COO Edufarmers, Amri Ilmma mengatakan, memitigasi masalah perubahan iklim tidak bisa dicapai dengan semangat satu organisasi saja tapi perlu sinergi semua pihak. Edufarmers memiliki program unggulan Bertani untuk Negeri yang telah diikuti lebih dari 500 mahasiswa jurusan pertanian dan peternakan di Indonesia. Program ini telah mendampingi lebih dari 1.300 petani dan peternak dari berbagai wilayah.

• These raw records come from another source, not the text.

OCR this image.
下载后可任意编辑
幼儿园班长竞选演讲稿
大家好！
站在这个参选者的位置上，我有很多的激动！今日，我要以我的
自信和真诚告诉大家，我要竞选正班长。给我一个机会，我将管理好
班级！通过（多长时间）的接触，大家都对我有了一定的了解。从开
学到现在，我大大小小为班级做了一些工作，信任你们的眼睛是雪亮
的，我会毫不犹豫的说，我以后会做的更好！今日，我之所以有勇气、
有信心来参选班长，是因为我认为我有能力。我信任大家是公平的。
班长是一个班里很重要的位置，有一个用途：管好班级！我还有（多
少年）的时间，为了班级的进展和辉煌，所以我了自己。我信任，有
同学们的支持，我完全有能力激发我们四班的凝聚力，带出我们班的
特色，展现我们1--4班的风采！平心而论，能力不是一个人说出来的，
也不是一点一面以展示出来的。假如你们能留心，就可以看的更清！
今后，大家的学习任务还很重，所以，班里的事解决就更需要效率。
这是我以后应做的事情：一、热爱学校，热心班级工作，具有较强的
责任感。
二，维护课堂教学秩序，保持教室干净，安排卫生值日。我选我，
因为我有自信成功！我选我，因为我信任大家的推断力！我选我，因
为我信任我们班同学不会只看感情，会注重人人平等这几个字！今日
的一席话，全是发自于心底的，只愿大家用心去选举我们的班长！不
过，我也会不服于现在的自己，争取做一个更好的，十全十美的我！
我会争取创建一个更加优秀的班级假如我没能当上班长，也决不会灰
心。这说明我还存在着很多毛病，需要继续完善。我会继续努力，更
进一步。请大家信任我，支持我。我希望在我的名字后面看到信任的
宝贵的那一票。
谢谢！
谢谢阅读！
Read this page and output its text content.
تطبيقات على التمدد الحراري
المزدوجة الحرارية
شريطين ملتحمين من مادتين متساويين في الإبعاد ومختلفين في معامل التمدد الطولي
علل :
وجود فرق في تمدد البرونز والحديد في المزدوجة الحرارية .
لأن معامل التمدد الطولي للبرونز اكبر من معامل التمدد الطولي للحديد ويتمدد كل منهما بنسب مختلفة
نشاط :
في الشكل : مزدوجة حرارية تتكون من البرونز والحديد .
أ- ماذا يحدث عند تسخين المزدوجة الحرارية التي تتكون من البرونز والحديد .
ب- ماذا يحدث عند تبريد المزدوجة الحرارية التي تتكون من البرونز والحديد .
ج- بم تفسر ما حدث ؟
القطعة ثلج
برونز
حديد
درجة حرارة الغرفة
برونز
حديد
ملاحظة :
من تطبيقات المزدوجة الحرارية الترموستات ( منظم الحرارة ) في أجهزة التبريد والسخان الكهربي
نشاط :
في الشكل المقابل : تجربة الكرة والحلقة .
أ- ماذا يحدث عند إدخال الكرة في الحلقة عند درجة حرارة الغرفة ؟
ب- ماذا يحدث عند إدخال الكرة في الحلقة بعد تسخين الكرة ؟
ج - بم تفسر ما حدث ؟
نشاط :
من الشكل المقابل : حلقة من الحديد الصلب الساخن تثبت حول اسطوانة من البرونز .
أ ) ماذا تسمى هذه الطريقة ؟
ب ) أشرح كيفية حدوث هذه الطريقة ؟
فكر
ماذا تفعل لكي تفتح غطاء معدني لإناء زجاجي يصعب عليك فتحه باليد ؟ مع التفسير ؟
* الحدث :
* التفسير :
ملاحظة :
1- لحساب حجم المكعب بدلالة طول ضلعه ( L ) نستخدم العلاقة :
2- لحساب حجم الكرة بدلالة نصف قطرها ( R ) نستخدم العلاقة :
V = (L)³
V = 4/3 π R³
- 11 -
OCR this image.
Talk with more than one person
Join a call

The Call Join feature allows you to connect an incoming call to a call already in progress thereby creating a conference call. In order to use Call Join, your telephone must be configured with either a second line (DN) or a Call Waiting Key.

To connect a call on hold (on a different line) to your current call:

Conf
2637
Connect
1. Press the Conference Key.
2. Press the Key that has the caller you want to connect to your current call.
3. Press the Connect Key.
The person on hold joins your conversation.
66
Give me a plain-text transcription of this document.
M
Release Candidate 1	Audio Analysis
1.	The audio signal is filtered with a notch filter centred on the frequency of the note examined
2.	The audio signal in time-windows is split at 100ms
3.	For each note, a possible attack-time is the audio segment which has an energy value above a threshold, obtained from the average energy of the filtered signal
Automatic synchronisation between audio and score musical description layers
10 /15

“Setelah mengikuti program Bertani untuk Negeri, terlihat adanya peningkatakn hard-skill serta soft-skill pada peserta. Selain itu, petani dan peternak dampingan terlihat ada kemajuan dalam segi implementasi praktik bertani dan beternak ke arah lebih baik sehingga petani dapat meningkatkan manajemen, produktivitas, dan pendapatannya,” urainya.
Agrinnovation Cenference
Menyadari banyaknya potensi dan peluang di sektor agritech, Edufarmers akan menyelenggarakan konferensi agriteknologi (agritech) bernama Agrinnovation Conference ada 15 Maret 2023. Yos Fahleza Rahmatullah, Head of Business and Channel Development mengatakan, acara akan menghadirkan sejumlah praktisi dari lembaga pemerintahan, agritech, modal ventura, serta komunitas pertanian.
Agrinnovation Conference akan menjadi wadah bagi para pemain di ekosistem agrikultur dan teknologi untuk membahas topik terkait masalah yang selama ini terjadi di lapangan. Selain itu juga akan dikupas kiat sukses startup–startup unicorn dalam mendapatkan pendanaan serta menjadi wadah untuk para peserta mendapatkan relasi bisnis.